Усмехнулся, замечая, как девчонка вздрогнула от этого звука. Ему бы хотелось угомонить колотящееся в груди сердце, но её близость всегда действовала на него иначе.
Парень поднял руку, намереваясь провести по её щеке кончиками пальцев.
— Пошёл ты! Пошёл на хрен, Гордеев! — выпалила, отталкивая от себя его руку. — Не смей прикасаться ко мне! Не трогай меня!
Она шагнула вперёд, ладонями упираясь в его грудь и толкая. Злясь ещё больше из-за того, что тот не сдвигался со своего места. Снова и снова ударяя брюнета и шипя проклятия в его сторону. Раз за разом, испытывая мерзкую горечь во рту и досаду от поражения, она билась о его плечи и грудь, надеясь на то, что он хотя бы пошатнётся.
Егор не смел... не смел её остановить. Терпеливо ждал, когда её силы иссякнут. Сжав губы и затаив дыхание, он с нисхождением смотрел на то, как она теряет собственные силы, в тщетных попытках пробить его стену.
Каждый последующий удар был слабее предыдущего.

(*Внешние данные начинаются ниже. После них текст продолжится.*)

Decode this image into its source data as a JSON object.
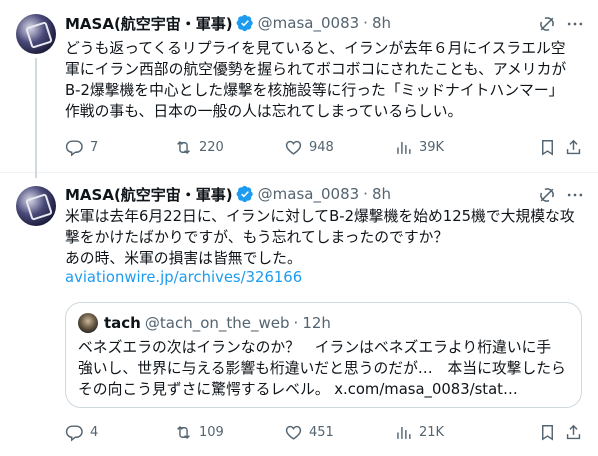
{
  "tweets": [
    {
      "author": {
        "name": "MASA(航空宇宙・軍事)",
        "handle": "@masa_0083"
      },
      "separator": "·",
      "time": "8h",
      "text": "どうも返ってくるリプライを見ていると、イランが去年６月にイスラエル空\n軍にイラン西部の航空優勢を握られてボコボコにされたことも、アメリカが\nB-2爆撃機を中心とした爆撃を核施設等に行った「ミッドナイトハンマー」\n作戦の事も、日本の一般の人は忘れてしまっているらしい。",
      "stats": {
        "replies": "7",
        "reposts": "220",
        "likes": "948",
        "views": "39K"
      }
    },
    {
      "author": {
        "name": "MASA(航空宇宙・軍事)",
        "handle": "@masa_0083"
      },
      "separator": "·",
      "time": "8h",
      "text": "米軍は去年6月22日に、イランに対してB-2爆撃機を始め125機で大規模な攻\n撃をかけたばかりですが、もう忘れてしまったのですか？\nあの時、米軍の損害は皆無でした。",
      "link": "aviationwire.jp/archives/326166",
      "quote": {
        "name": "tach",
        "handle": "@tach_on_the_web",
        "separator": "·",
        "time": "12h",
        "text": "ベネズエラの次はイランなのか？　イランはベネズエラより桁違いに手\n強いし、世界に与える影響も桁違いだと思うのだが…　本当に攻撃したら\nその向こう見ずさに驚愕するレベル。 x.com/masa_0083/stat…"
      },
      "stats": {
        "replies": "4",
        "reposts": "109",
        "likes": "451",
        "views": "21K"
      }
    }
  ],
  "colors": {
    "accent": "#1d9bf0",
    "secondary_text": "#536471",
    "verified": "#1d9bf0",
    "border": "#cfd9de"
  },
  "icons": [
    "grok-icon",
    "more-icon",
    "verified-badge-icon",
    "reply-icon",
    "repost-icon",
    "like-icon",
    "views-icon",
    "bookmark-icon",
    "share-icon"
  ]
}
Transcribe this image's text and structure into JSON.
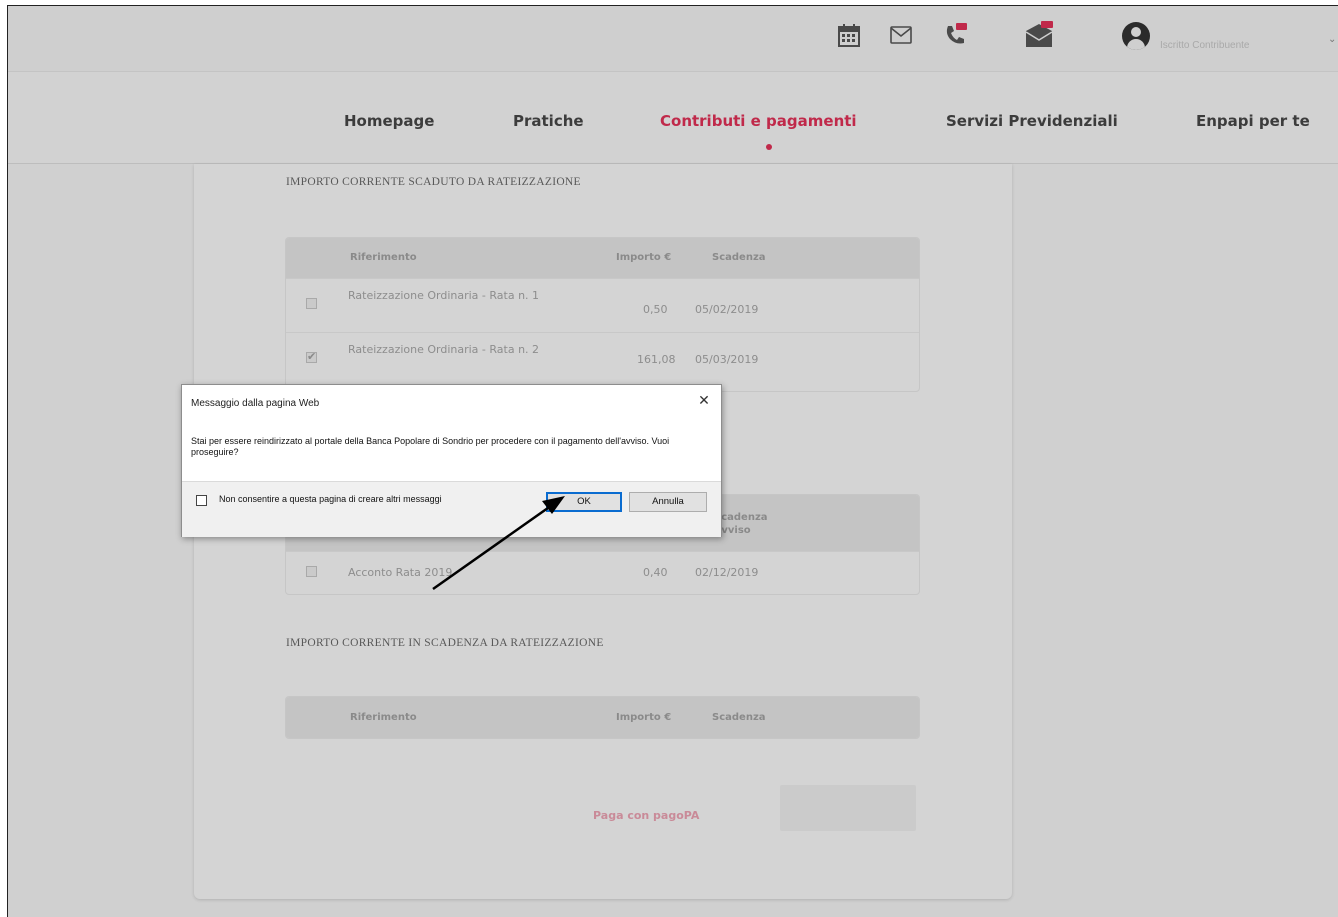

Её силы были на исходе. Так же, как и самообладание. Даниэла не сдерживала скупых слёз обиды и собственного бессилия. Казалось, что она вот-вот рухнет к его ногам. Рухнет, пряча лицо в коленях, притянутых к груди. Будет дрожать, пока он не опустится рядом и не успокоит. Он бы поднял её на руки и отнёс... не важно куда. К себе или к ней. Похер.
Он бы хотел, чтобы всё было именно так.
Но Ксенакис продолжала колотить по его груди и крепко держаться на своих двух.
Била, упрямо надеясь, что это ей поможет. Не замечала могильного холода, что импульсами исходил от него. Не смотрела ему в лицо. Она почти ничего не видела перед собой. Размытый образ.
Соль на губах.
— Почему ты не останавливаешь меня?! — ещё один толчок в грудную клетку. Она сама покачнулась и, сделав шаг назад, что есть силы стиснула пальцы в кулаки. — Почему не трогаешь меня? В чём дело, Егор? — быстрым движением смахнула с лица упавшую прядь, — что же ты не такой смелый? Здесь камеры? Да? Представляю, как тебе тяжело сдерживать себя... — она позволила себе тихо усмехнуться. Это было похоже на срыв.
— Ты всё? — повёл тёмной бровью, — остыла?
— Ты пожалеешь обо всём, Гордеев. Я клянусь, что заставлю тебя пожалеть, — обогнула свой автомобиль, приближаясь к электронному замку, и прижимая к дисплею большой палец.
— Я тебе верю, — кивнул, пристально наблюдая за ней из-под насупленных бровей.
Даниэла спешно забралась в машину и, не произнося больше ни слова, хлопнула дверью. Сдала назад, подбирая удобный для себя угол, и въехала во двор своего дома.
Егор не торопился покидать опустевшую улицу. Дождался, когда ворота за ней закроют ему обзор, и некоторое время задумчиво пялился на небольшую вмятину, что оставила морда Вити на капоте его авто.
Достал сигареты и, закурив, поднял голову, выискивая на небе хотя бы одну звезду. Но их не было. Он и забыл, когда в последний раз их видел. Или же просто не обращал внимание. Хмыкнул себе под нос, позволяя далёким воспоминаниям ворваться в опухшую от мыслей голову.